During the course of the long Thanksgiving weekend, Ames and I managed to meet my employers for the first time in person, attend 3 Thanksgiving parties, do some Christmas shopping, assemble our Christmas tree (for the first time in our new house) and rearrange the home office. While Amy worked on the perfect configuration for our 2 desks, bookcase, futon, filing cabinet, and office accessories, I decided to work out the kinks in our home network.

Before:

Network: Before

Previously, I had the cable modem (top left) conntected to the uplink port on the Vonage router. I then used 3 of the 4 wired ports to connect the iMac, the PC, and the Printer/All-in-one. The 4th port was connected to the wall jack that I installed which runs under the house to the living room where it connects to our wireless router. The wireless router is connected to “The Box” (our little server/media center which is connected to the TV) and provides wireless access to Amy’s laptop.

I set this up before we picked up Amy’s laptop and the wireless router. It worked great at the time because The Box was in the same workgroup as the rest of the computers even though it was out in the living room. After we added the wireless router, getting into the box from the computers in the office became a major pain. I tried disabling DHCP on the router and setting The Box in the DMZ, but I still couldn’t get file and print sharing to work from the computers in the office.

After:

Network: After

By moving the wireless router into the office and connecting everything to the network through it (rather than the vonage router) file and print sharing is now so much smoother. We’ve had a wireless PCI adapter in the PC for a while, and since it’s now on the opposite side of the office, we decided to utilize that rather than running a long cat5 around the room.

New Furniture Layout:

Furniture Layout

Amy used Better Homes and Gardens’ Arrange-a-Room tool to create the new furniture layout.

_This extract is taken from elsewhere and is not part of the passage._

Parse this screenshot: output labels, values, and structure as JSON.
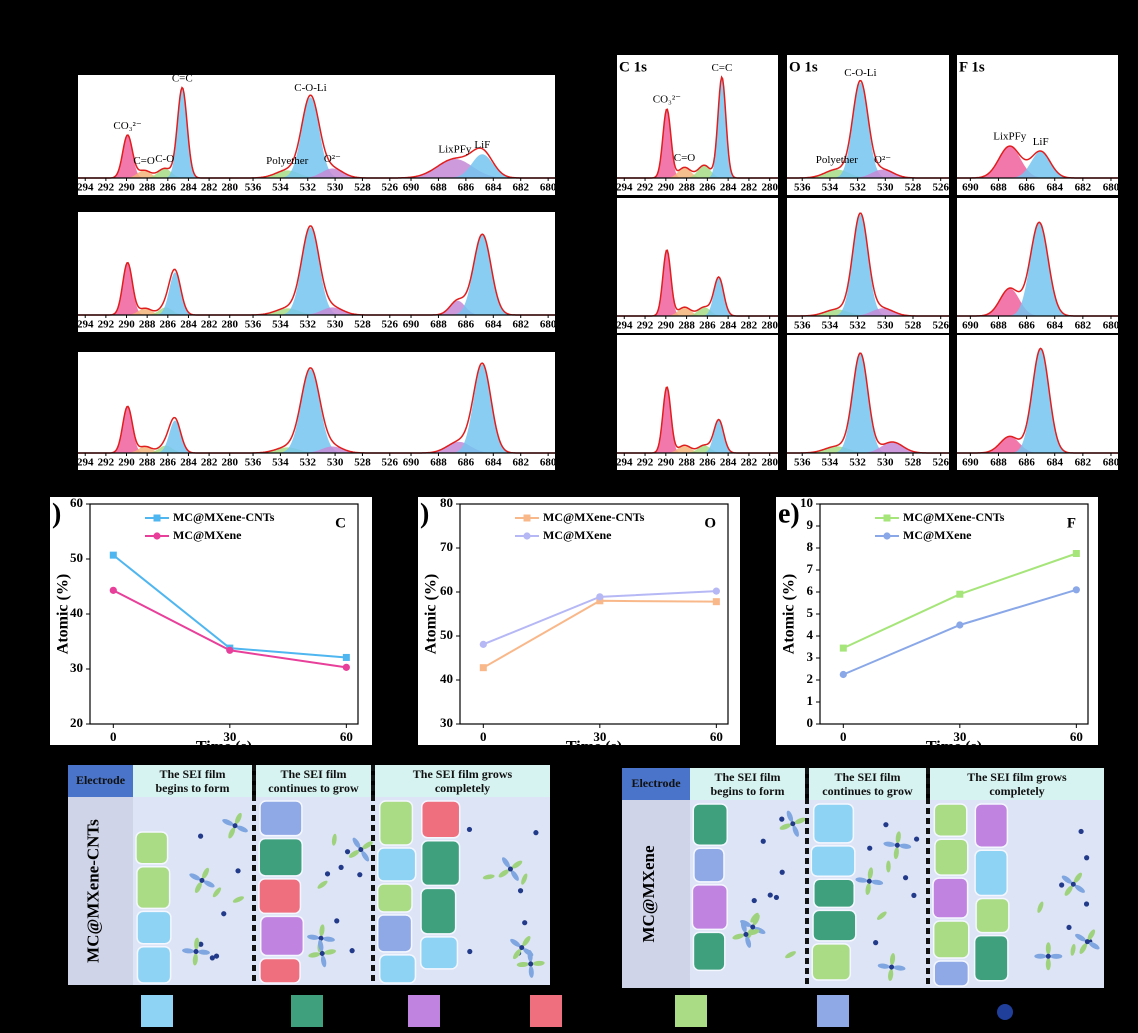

No, we don’t have pink office chairs, a blue futon, or white “server-room” tile in the office, but the little online tool saved us a lot of time.

So yea, even with the pretty Omni Graffle charts, and Amy’s furniture layout this is still quite possibly the most boring thing I’ve ever posted here. I don’t expect anybody to read this far into it or even find it useful. It’s really for posterity that I’m writing about our home network. You see, in a few months this network configuration will probably all change. In a few years I won’t even remember how I had things setup, and at some point I won’t even remember which computers we had when. I hope at that point that we will at least have flying cars or teleportation. Perhaps we’ll even have salmon flavored soda, USB beverage chillers or disappearing colored bubbles.

3 comments on “Home Networking

Brian says:

Too many routers… that’s the problem. I usually go from the cable modem to the wireless router and then everything that exceeds the capacity of the router goes to a switch. When I get a new wireless router, it’s usually an upgrade and I take the old one to my parents house. (I have a wirless router but only have it on when I’m home b/c we don’t need to share our connection with the neighbors.)

I used to know the technical explanation for your problem; I probably even knew the solution, but for the time being, it has left my mind. When the solution returns, I’ll let you know 🙂 I guess you could try to make the wireless router a wireless bridge, but I’m not 100% sure it has that capability and once you get something working, there’s no point in fixing it again.

Well we need the wired router for our Vonage service and we need the wireless router to provide wireless access to laptop…and now the PC. I guess we could consolidate those by buying the vonage router with wireless, but shelling out more money for a piece of equipment that does same job as the two I have now didn’t sound that appealing.

Ray says:

Why don’t you just turn all your monitors so they “see the printer”? HAHA! Oh, wait… I tried that and it didn’t work.